I wanted to write a poem about being a feminist
and I did, but I can’t read that one;
that landscape belongs to women
who have experienced oppression in their bodies.

I wanted to write a poem about being gender-queer
and I did, but I can’t read that one;
I might be queer but I’m pretty damn safe
in my expression and sparkle.

I wanted to write a poem about religion
and I did, but I can’t read that one;
I don’t believe anything or not believe anything,
it’s all just irrelevant to me now.

I wanted to write a love poem,
and I did, but I can’t read that one;
the lover it is about isn’t my lover at the moment
and maybe we will be together again but I don’t know.

I wanted to write a protest poem,
and I did, but I can’t read that one;
I am weary with outrage fatigue and I don’t really know
that I have any right to protest when I am so comfortable.

I wanted to write a poem to make everyone happy,
and I think I have, but I can’t read that one;
when children die by suicide how could I?
and besides, happy doesn’t sell anything.

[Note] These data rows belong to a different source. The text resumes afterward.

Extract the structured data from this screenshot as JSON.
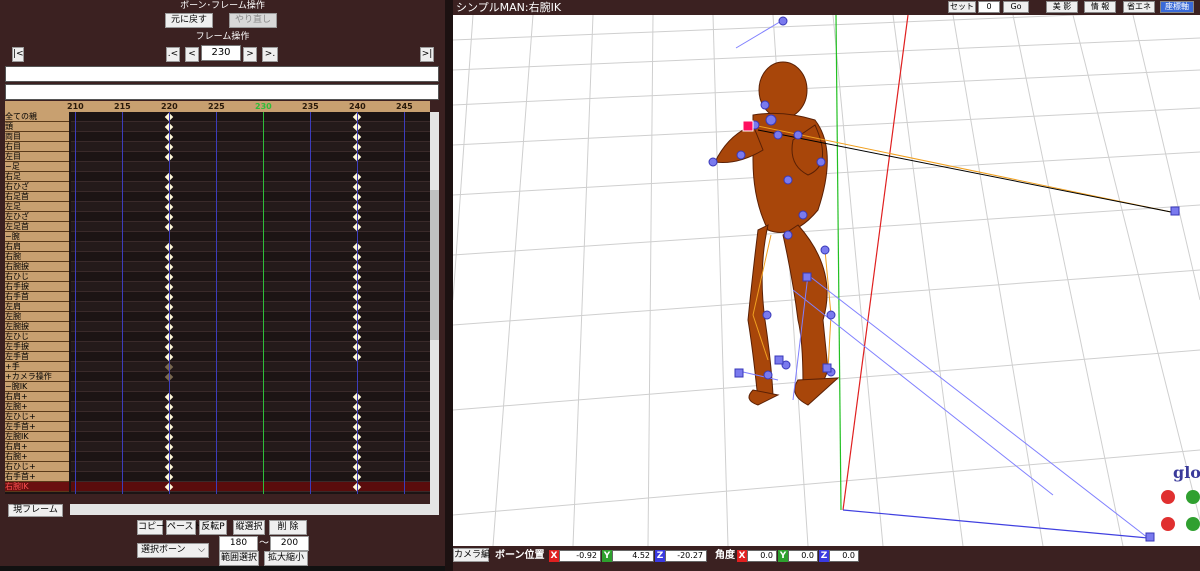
{
  "left_panel": {
    "bone_frame_header": "ボーン･フレーム操作",
    "undo_label": "元に戻す",
    "redo_label": "やり直し",
    "frame_ops_header": "フレーム操作",
    "nav": {
      "first": "|<",
      "prev_key": ".<",
      "prev": "<",
      "next": ">",
      "next_key": ">.",
      "last": ">|"
    },
    "current_frame": "230",
    "ruler_ticks": [
      "210",
      "215",
      "220",
      "225",
      "230",
      "235",
      "240",
      "245"
    ],
    "rows": [
      {
        "label": "全ての親",
        "bg": "#c8a070",
        "keys": [
          220,
          240
        ]
      },
      {
        "label": "頭",
        "bg": "#c8a070",
        "keys": [
          220,
          240
        ]
      },
      {
        "label": "両目",
        "bg": "#c8a070",
        "keys": [
          220,
          240
        ]
      },
      {
        "label": "右目",
        "bg": "#c8a070",
        "keys": [
          220,
          240
        ]
      },
      {
        "label": "左目",
        "bg": "#c8a070",
        "keys": [
          220,
          240
        ]
      },
      {
        "label": "−足",
        "bg": "#c8a070",
        "keys": []
      },
      {
        "label": "右足",
        "bg": "#c8a070",
        "keys": [
          220,
          240
        ]
      },
      {
        "label": "右ひざ",
        "bg": "#c8a070",
        "keys": [
          220,
          240
        ]
      },
      {
        "label": "右足首",
        "bg": "#c8a070",
        "keys": [
          220,
          240
        ]
      },
      {
        "label": "左足",
        "bg": "#c8a070",
        "keys": [
          220,
          240
        ]
      },
      {
        "label": "左ひざ",
        "bg": "#c8a070",
        "keys": [
          220,
          240
        ]
      },
      {
        "label": "左足首",
        "bg": "#c8a070",
        "keys": [
          220,
          240
        ]
      },
      {
        "label": "−腕",
        "bg": "#c8a070",
        "keys": []
      },
      {
        "label": "右肩",
        "bg": "#c8a070",
        "keys": [
          220,
          240
        ]
      },
      {
        "label": "右腕",
        "bg": "#c8a070",
        "keys": [
          220,
          240
        ]
      },
      {
        "label": "右腕捩",
        "bg": "#c8a070",
        "keys": [
          220,
          240
        ]
      },
      {
        "label": "右ひじ",
        "bg": "#c8a070",
        "keys": [
          220,
          240
        ]
      },
      {
        "label": "右手捩",
        "bg": "#c8a070",
        "keys": [
          220,
          240
        ]
      },
      {
        "label": "右手首",
        "bg": "#c8a070",
        "keys": [
          220,
          240
        ]
      },
      {
        "label": "左肩",
        "bg": "#c8a070",
        "keys": [
          220,
          240
        ]
      },
      {
        "label": "左腕",
        "bg": "#c8a070",
        "keys": [
          220,
          240
        ]
      },
      {
        "label": "左腕捩",
        "bg": "#c8a070",
        "keys": [
          220,
          240
        ]
      },
      {
        "label": "左ひじ",
        "bg": "#c8a070",
        "keys": [
          220,
          240
        ]
      },
      {
        "label": "左手捩",
        "bg": "#c8a070",
        "keys": [
          220,
          240
        ]
      },
      {
        "label": "左手首",
        "bg": "#c8a070",
        "keys": [
          220,
          240
        ]
      },
      {
        "label": "+手",
        "bg": "#c8a070",
        "keys": [
          220
        ],
        "dim": true
      },
      {
        "label": "+カメラ操作",
        "bg": "#c8a070",
        "keys": [
          220
        ],
        "dim": true
      },
      {
        "label": "−腕IK",
        "bg": "#c8a070",
        "keys": []
      },
      {
        "label": "右肩+",
        "bg": "#c8a070",
        "keys": [
          220,
          240
        ]
      },
      {
        "label": "左腕+",
        "bg": "#c8a070",
        "keys": [
          220,
          240
        ]
      },
      {
        "label": "左ひじ+",
        "bg": "#c8a070",
        "keys": [
          220,
          240
        ]
      },
      {
        "label": "左手首+",
        "bg": "#c8a070",
        "keys": [
          220,
          240
        ]
      },
      {
        "label": "左腕IK",
        "bg": "#c8a070",
        "keys": [
          220,
          240
        ]
      },
      {
        "label": "右肩+",
        "bg": "#c8a070",
        "keys": [
          220,
          240
        ]
      },
      {
        "label": "右腕+",
        "bg": "#c8a070",
        "keys": [
          220,
          240
        ]
      },
      {
        "label": "右ひじ+",
        "bg": "#c8a070",
        "keys": [
          220,
          240
        ]
      },
      {
        "label": "右手首+",
        "bg": "#c8a070",
        "keys": [
          220,
          240
        ]
      },
      {
        "label": "右腕IK",
        "bg": "#6a1010",
        "keys": [
          220,
          240
        ],
        "selected": true
      }
    ],
    "current_frame_button": "現フレーム",
    "copy_label": "コピー",
    "paste_label": "ペースト",
    "reverse_paste_label": "反転P",
    "vertical_select_label": "縦選択",
    "delete_label": "削 除",
    "select_bone_label": "選択ボーン",
    "range_from": "180",
    "range_to": "200",
    "range_sep": "〜",
    "range_select_label": "範囲選択",
    "scale_label": "拡大縮小"
  },
  "viewport": {
    "title": "シンプルMAN:右腕IK",
    "set_label": "セット",
    "frame_field": "0",
    "go_label": "Go",
    "bisei_label": "美 影",
    "info_label": "情 報",
    "eco_label": "省エネ",
    "axis_label": "座標軸",
    "glo_text": "glo",
    "camera_tab": "カメラ編",
    "bone_pos_label": "ボーン位置",
    "pos": {
      "x": "-0.92",
      "y": "4.52",
      "z": "-20.27"
    },
    "angle_label": "角度",
    "rot": {
      "x": "0.0",
      "y": "0.0",
      "z": "0.0"
    }
  },
  "colors": {
    "accent": "#3b2121",
    "label_bg": "#c8a070",
    "key": "#fff8d8",
    "current_line": "#2ebd3a",
    "model": "#a8460a",
    "bone": "#6a6ae6"
  }
}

There are lots of poems I wanted to write
and I have, but I can’t read them today;
this is the only one I can read today:
it’s where I start each day, full of possibilities
that I want to own but that aren’t my path,
browsing through joys and angers and frustrations
that aren’t legitimately mine, sorting them out
like the coins in my change jar when I get low on cash.

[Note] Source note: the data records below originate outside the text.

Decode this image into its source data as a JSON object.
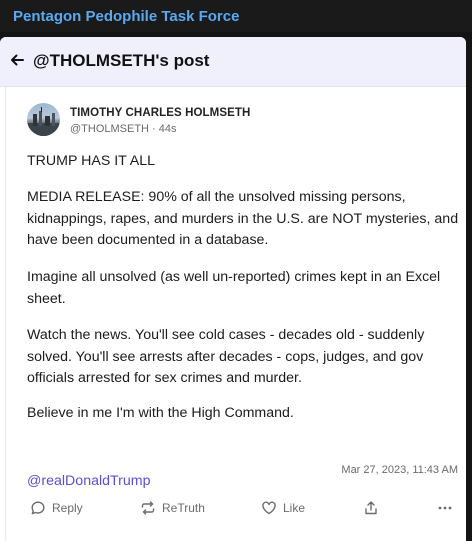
{
  "window": {
    "title": "Pentagon Pedophile Task Force"
  },
  "post_header": {
    "title": "@THOLMSETH's post",
    "back_icon": "arrow-left-icon"
  },
  "author": {
    "display_name": "TIMOTHY CHARLES HOLMSETH",
    "meta": "@THOLMSETH · 44s"
  },
  "post": {
    "paragraphs": [
      "TRUMP HAS IT ALL",
      "MEDIA RELEASE: 90% of all the unsolved missing persons, kidnappings, rapes, and murders in the U.S. are NOT mysteries, and have been documented in a database.",
      "Imagine all unsolved (as well un-reported) crimes kept in an Excel sheet.",
      "Watch the news. You'll see cold cases - decades old - suddenly solved. You'll see arrests after decades - cops, judges, and gov officials arrested for sex crimes and murder.",
      "Believe in me I'm with the High Command."
    ],
    "mention": "@realDonaldTrump",
    "timestamp": "Mar 27, 2023, 11:43 AM"
  },
  "actions": {
    "reply": {
      "label": "Reply",
      "icon": "speech-bubble-icon"
    },
    "retruth": {
      "label": "ReTruth",
      "icon": "repost-arrows-icon"
    },
    "like": {
      "label": "Like",
      "icon": "heart-icon"
    },
    "share": {
      "icon": "share-icon"
    },
    "more": {
      "icon": "more-dots-icon"
    }
  },
  "colors": {
    "window_title": "#5aa9f0",
    "header_bg": "#f0effc",
    "mention": "#5b4fcf"
  }
}
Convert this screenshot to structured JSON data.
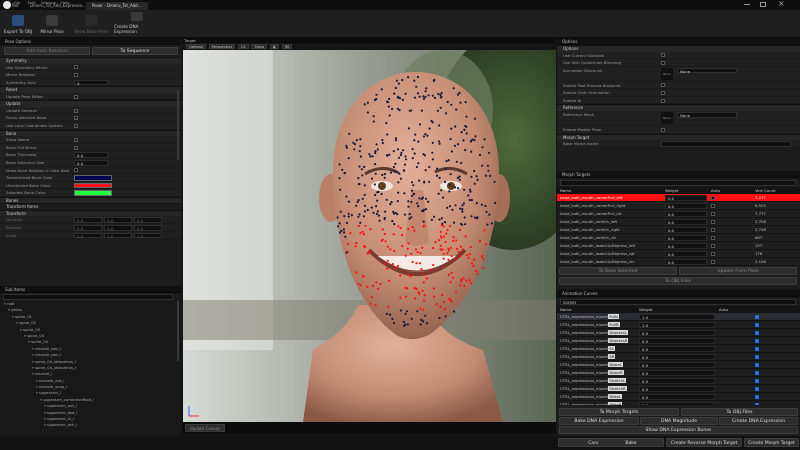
{
  "titlebar": {
    "menu": [
      "File",
      "Edit",
      "Window",
      "Help"
    ],
    "tabs": [
      "Ref",
      "Dmeru_Tst_Add_Expressio...",
      "Poser - Dmeru_Tst_Add..."
    ]
  },
  "toolbar": {
    "buttons": [
      "Export To OBJ",
      "Mirror Pose",
      "Show Base Pose",
      "Create DNA Expression"
    ]
  },
  "pose_options": {
    "header": "Pose Options",
    "add_auto_rotation": "Add Auto Rotation",
    "to_sequence": "To Sequence",
    "symmetry_section": "Symmetry",
    "use_symmetry_mirror": "Use Symmetry Mirror",
    "mirror_rotation": "Mirror Rotation",
    "symmetry_axis_label": "Symmetry Axis",
    "symmetry_axis_value": "X",
    "reset_section": "Reset",
    "update_pose_editor": "Update Pose Editor",
    "update_section": "Update",
    "update_camera": "Update Camera",
    "focus_selected_bone": "Focus Selected Bone",
    "use_local_coordinate": "Use Local Coordinate System",
    "bone_section": "Bone",
    "show_name": "Show Name",
    "bone_size_label": "Bone Full Mirror",
    "bone_thickness_label": "Bone Thickness",
    "bone_thickness_value": "0.0",
    "bone_selection_label": "Bone Selection Size",
    "bone_selection_value": "0.0",
    "draw_bone_rotation": "Draw Bone Rotation In Vieo Now",
    "transform_color": "Transformed Bone Color",
    "unselected_color": "Unselected Bone Color",
    "selected_color": "Selected Bone Color",
    "bones_section": "Bones",
    "transform_section": "Transform Items",
    "transform_header": "Transform",
    "location_label": "Location",
    "rotation_label": "Rotation",
    "scale_label": "Scale",
    "location_values": [
      "0.0",
      "0.0",
      "0.0"
    ],
    "rotation_values": [
      "0.0",
      "0.0",
      "0.0"
    ],
    "scale_values": [
      "1.0",
      "1.0",
      "1.0"
    ]
  },
  "colors": {
    "transform_bone": "#000050",
    "unselected_bone": "#ff1010",
    "selected_bone": "#20ff40",
    "accent_blue": "#2a70d8",
    "selected_row": "#ff1010"
  },
  "skeleton": {
    "header": "Sub Items",
    "search_placeholder": "Search",
    "items": [
      "root",
      "pelvis",
      "spine_01",
      "spine_02",
      "spine_03",
      "spine_04",
      "spine_05",
      "clavicle_pec_l",
      "clavicle_pec_r",
      "spine_04_latissimus_l",
      "spine_04_latissimus_r",
      "clavicle_l",
      "clavicle_out_l",
      "clavicle_scap_l",
      "upperarm_l",
      "upperarm_correctiveRoot_l",
      "upperarm_out_l",
      "upperarm_fwd_l",
      "upperarm_in_l",
      "upperarm_bck_l",
      "clavicle_r",
      "clavicle_out_r",
      "clavicle_scap_r",
      "upperarm_r"
    ]
  },
  "viewport": {
    "label": "Target",
    "options": "Options",
    "perspective": "Perspective",
    "lit": "Lit",
    "show": "Show",
    "fov": "90",
    "update_canvas": "Update Canvas"
  },
  "options_panel": {
    "header": "Options",
    "section_options": "Options",
    "use_current_skeleton": "Use Current Skeleton",
    "use_skel_quaternion": "Use Skel Quaternion Blending",
    "animation_blueprint": "Animation Blueprint",
    "none": "None",
    "enable_post_process": "Enable Post Process Blueprint",
    "enable_cloth": "Enable Cloth Simulation",
    "enable_ik": "Enable IK",
    "section_reference": "Reference",
    "reference_mesh": "Reference Mesh",
    "enable_master_pose": "Enable Master Pose",
    "section_morph": "Morph Target",
    "base_morph_name": "Base Morph Name"
  },
  "morph_targets": {
    "header": "Morph Targets",
    "search_placeholder": "Search",
    "columns": [
      "Name",
      "Weight",
      "Auto",
      "Vert Count"
    ],
    "rows": [
      {
        "name": "head_lod0_mouth_cornerPull_left",
        "weight": "0.0",
        "verts": "7,277"
      },
      {
        "name": "head_lod0_mouth_cornerPull_right",
        "weight": "0.0",
        "verts": "6,505"
      },
      {
        "name": "head_lod0_mouth_cornerPull_ctr",
        "weight": "0.0",
        "verts": "7,777"
      },
      {
        "name": "head_lod0_mouth_stretch_left",
        "weight": "0.0",
        "verts": "2,708"
      },
      {
        "name": "head_lod0_mouth_stretch_right",
        "weight": "0.0",
        "verts": "2,748"
      },
      {
        "name": "head_lod0_mouth_stretch_ctr",
        "weight": "0.0",
        "verts": "687"
      },
      {
        "name": "head_lod0_mouth_lowerLipDepress_left",
        "weight": "0.0",
        "verts": "157"
      },
      {
        "name": "head_lod0_mouth_lowerLipDepress_rgt",
        "weight": "0.0",
        "verts": "176"
      },
      {
        "name": "head_lod0_mouth_lowerLipDepress_ctr",
        "weight": "0.0",
        "verts": "2,106"
      }
    ],
    "to_base_selected": "To Base Selected",
    "update_from_pose": "Update From Pose",
    "to_obj_files": "To OBJ Files"
  },
  "animation_curves": {
    "header": "Animation Curves",
    "search_value": "corner",
    "columns": [
      "Name",
      "Weight",
      "Auto"
    ],
    "rows": [
      {
        "prefix": "CTRL_expressions_mouth",
        "tag": "Pulls",
        "weight": "1.0"
      },
      {
        "prefix": "CTRL_expressions_mouth",
        "tag": "PullR",
        "weight": "1.0"
      },
      {
        "prefix": "CTRL_expressions_mouth",
        "tag": "DepressL",
        "weight": "0.0"
      },
      {
        "prefix": "CTRL_expressions_mouth",
        "tag": "DepressR",
        "weight": "0.0"
      },
      {
        "prefix": "CTRL_expressions_mouth",
        "tag": "SL",
        "weight": "0.0"
      },
      {
        "prefix": "CTRL_expressions_mouth",
        "tag": "SR",
        "weight": "0.0"
      },
      {
        "prefix": "CTRL_expressions_mouth",
        "tag": "DownL",
        "weight": "0.0"
      },
      {
        "prefix": "CTRL_expressions_mouth",
        "tag": "DownR",
        "weight": "0.0"
      },
      {
        "prefix": "CTRL_expressions_mouth",
        "tag": "StretchL",
        "weight": "0.0"
      },
      {
        "prefix": "CTRL_expressions_mouth",
        "tag": "StretchR",
        "weight": "0.0"
      },
      {
        "prefix": "CTRL_expressions_mouth",
        "tag": "WideL",
        "weight": "0.0"
      },
      {
        "prefix": "CTRL_expressions_mouth",
        "tag": "WideR",
        "weight": "0.0"
      }
    ],
    "to_morph_targets": "To Morph Targets",
    "to_obj_files": "To OBJ Files",
    "bake_dna_expression": "Bake DNA Expression",
    "dna_magnitude": "DNA Magnitude",
    "create_dna_expression": "Create DNA Expression",
    "show_dna_bones": "Show DNA Expression Bones"
  },
  "footer": {
    "cancel": "Cancel",
    "bake": "Bake",
    "create_reverse": "Create Reverse Morph Target",
    "create_morph": "Create Morph Target"
  }
}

The poem I can write, this one
is not long, or complicated, or beautiful
but it’s real, and all I want any more
is to do whatever I have to
to start each day real, and alive;
to be faithful to who I am even when that’s not
who I wish I was in some odd fantasy;
there are so many things not right,
all you have to do is look under any bridge,
or talk to the parent of a child who has died,
or sit with someone whose cancer is overrunning
their body like the weeds in my alley,
to put the lie to “God won’t give you more
than you can handle” and other sentimental bullshit;
but I am convinced that if each one of us
tries to start each day as real as we can be, then maybe,
just maybe, together, we can heal the world.